What is an HTTP Event Collector persistent queue?

MedralaG · ‎06-20-2019

In my lab setup, I have a Heavy Forwarder hosted in AWS and an indexer at home that the HF forwards data to.
Every now and then forwarding of data gets interrupted because my old router starts suddenly considering it as a SIP attack and starts dropping it. During that time the queue on the HF gets full and it freaks out.

I wanted to make sure that even during the period when then happens I don't lose the data that the HF receives via it's HTTP Event Collector so I've created a 1 GB persistent queue on the HEC input. The connection went down again but once I got it fixed I did not get the data that I know was generated during that time. Nothing in my indexer. While it was still down I had a look at the
SPLUNK_HOME/var/run/splunk/httpin directory and there was one file but just a short meaningless string in there.
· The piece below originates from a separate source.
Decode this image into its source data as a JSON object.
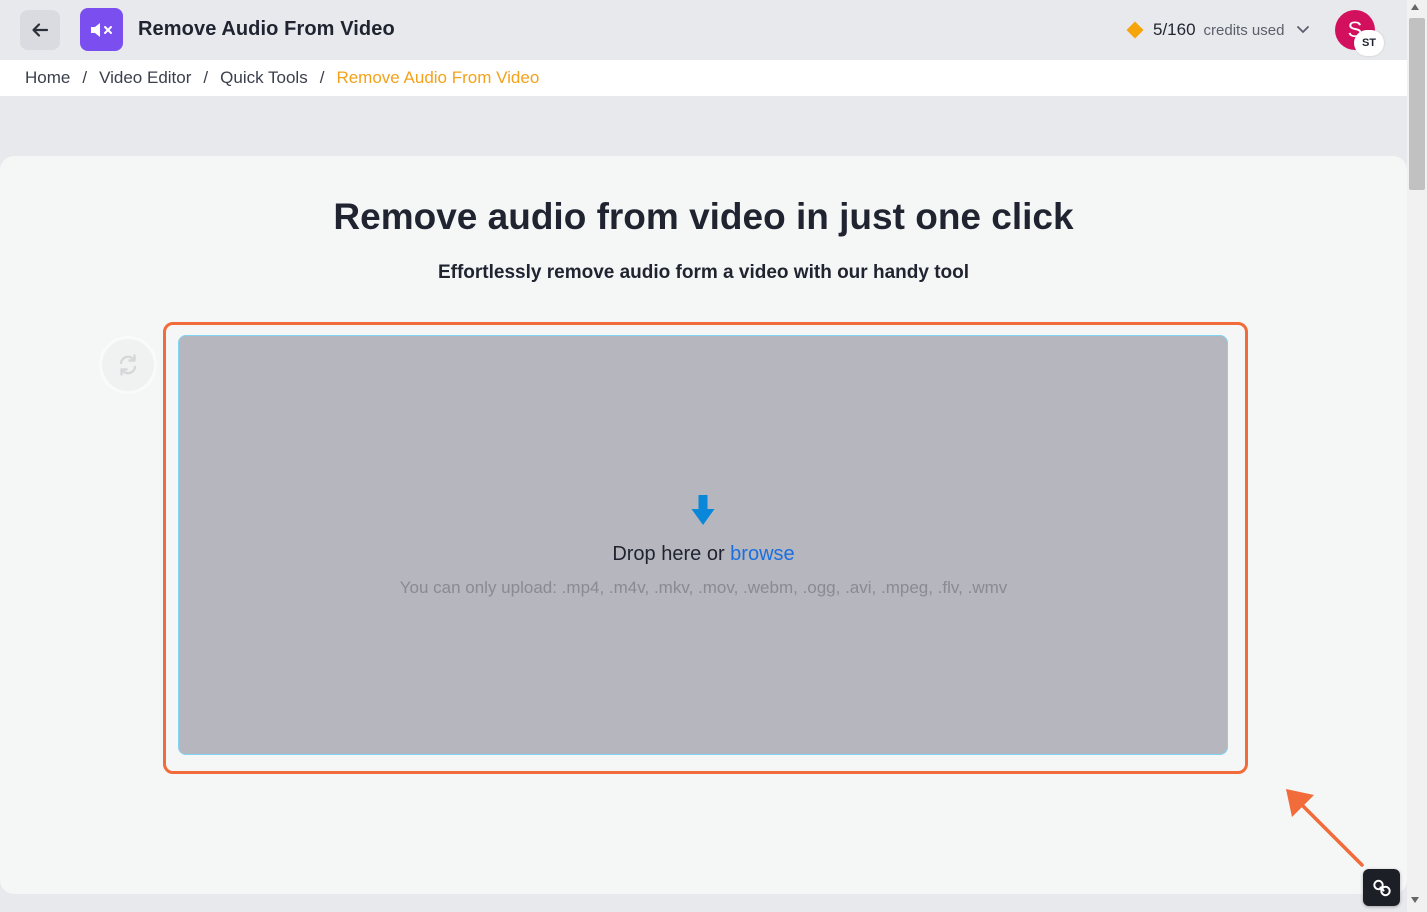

When going through the internal logs I did notice this around the time the connection was lost:

 TcpInputProc - Stopping all listening ports. Queues blocked for more than 300 seconds

I'm sure I haven't filled up the persistent queue, so if all ports get stopped when the standard queue gets full, what is the point of the persistent queue?
Or am I doing something wrong here?

hrawat · ‎05-22-2024

tcpout persistent queue will solve the issue.

If ParsingQueue is full, because tcpout queue was full(due to connection issues), splunktcpin shuts input port as splunktcpin queue is also full.

HEC clients will start receiving server is busy as parsingqueue is full.

Tcpout persistent queue will be able to support all types of inputs and prevent back-pressure to parsingqueue.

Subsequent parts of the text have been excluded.